Materials and methods
Cell culture and transfection
Hep3B, SNU423, and SNU449, three human liver cancer cell lines were purchased from ATCC (American Type Culture Collection, Manassas, America). ATCC-formulated medium supplemented with FBS (fetal bovine serum; 10%) (Gibco, Rockville, America) was used for cell culture. Liver Cancer Institute (Fudan University, Shanghai, China) provided MHCC-97 H cell line. Dulbecco’s modification of Eagle’s medium (provided by Thermo Fisher Scientific, Waltham, America) was used to incubate MHCC-97 H cell line. All cell lines were incubated at 37°C in a 5% CO2 incubator. GeneChem Corporation (Shanghai, China) designed and synthesized sh-LINC00978-1, sh-LINC00978-2, microRNA-125b-5p-mimics, microRNA-125b-5p-inhibitors, and pcDNA-SOX12 (Table 1). The Lipofectamine 3000 reagent was used (Vision 2000, 11,668–019, Invitrogen, Carlsbad, CA, USA) for cell transfection. The SNU423 and SNU449 cells were seeded in the six-well plate and incubated to reach a 60%~70% confluence. Then, 2–5 μg of plasmid were transfected. For miR-125b-5p inhibitors or mimic transfections, 50 nM final concentration inhibitors/mimics were transfected. Three days after transfection, the cells were submitted for RNA extraction, and RT-qPCR was used to determine the interference efficiency.

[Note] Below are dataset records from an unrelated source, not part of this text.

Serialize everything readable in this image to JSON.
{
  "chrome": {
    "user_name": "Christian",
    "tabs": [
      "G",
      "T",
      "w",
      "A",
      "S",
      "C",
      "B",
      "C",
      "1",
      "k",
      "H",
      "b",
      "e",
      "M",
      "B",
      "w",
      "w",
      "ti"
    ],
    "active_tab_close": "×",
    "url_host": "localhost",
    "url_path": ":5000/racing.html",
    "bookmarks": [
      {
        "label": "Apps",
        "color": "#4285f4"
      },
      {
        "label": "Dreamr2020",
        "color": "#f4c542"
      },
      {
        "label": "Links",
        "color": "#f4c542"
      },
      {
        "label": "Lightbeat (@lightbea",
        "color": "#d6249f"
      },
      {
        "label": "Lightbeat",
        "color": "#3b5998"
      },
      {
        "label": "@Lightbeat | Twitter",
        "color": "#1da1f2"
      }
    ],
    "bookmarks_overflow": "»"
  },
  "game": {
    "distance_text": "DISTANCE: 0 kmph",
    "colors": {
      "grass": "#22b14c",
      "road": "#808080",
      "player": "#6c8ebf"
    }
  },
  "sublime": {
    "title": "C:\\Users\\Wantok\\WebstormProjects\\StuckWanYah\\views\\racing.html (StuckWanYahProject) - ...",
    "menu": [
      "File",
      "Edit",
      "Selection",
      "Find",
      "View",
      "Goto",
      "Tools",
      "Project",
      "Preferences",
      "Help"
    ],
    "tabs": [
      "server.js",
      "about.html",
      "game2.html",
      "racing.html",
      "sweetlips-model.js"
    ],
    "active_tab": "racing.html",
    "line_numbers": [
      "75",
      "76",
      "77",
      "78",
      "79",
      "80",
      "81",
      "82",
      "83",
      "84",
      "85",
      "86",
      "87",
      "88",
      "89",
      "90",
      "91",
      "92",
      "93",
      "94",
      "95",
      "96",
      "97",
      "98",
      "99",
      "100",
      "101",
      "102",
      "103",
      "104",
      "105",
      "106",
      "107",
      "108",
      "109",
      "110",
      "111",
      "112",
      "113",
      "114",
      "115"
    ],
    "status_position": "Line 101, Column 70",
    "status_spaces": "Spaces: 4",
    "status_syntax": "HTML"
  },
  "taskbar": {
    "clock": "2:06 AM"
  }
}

To measure LINC00978, FITC (fluorescein isothiocyanate)-UTP (provided by Roche, Basel, Switzerland) was used to label the fragment of LINC00978 by using mMESSAGE T7 Ultra In Vitro Transcription kit (purchased from Life Technologies, Gaithersburg, MD, USA) as per the instructions. In other words, the probes were hybridized with slides overnight and washed with saline-sodium citrate. A fluorescence microscope (Olympus, Tokyo, Japan) was employed to acquire the images.
Luciferase reporter assay
Bioinformatics ENCORI and TargetScan database were, respectively, used to predict the binding site of microRNA-125b-5p and LINC00978, and also microRNA-125b-5p and SOX12. To detect the luciferase activity, mimics for NC or microRNA-125b-5p were co-transfected with LINC00978-MUT or LINC00978-WT, and SOX12-WT or SOX12-MUT into SNU423 and SNU449 cells as per the protocols. Dual-Luciferase Reporter Assay System (purchased from Promega, Madison, WI, USA) was used to detect luciferase activity.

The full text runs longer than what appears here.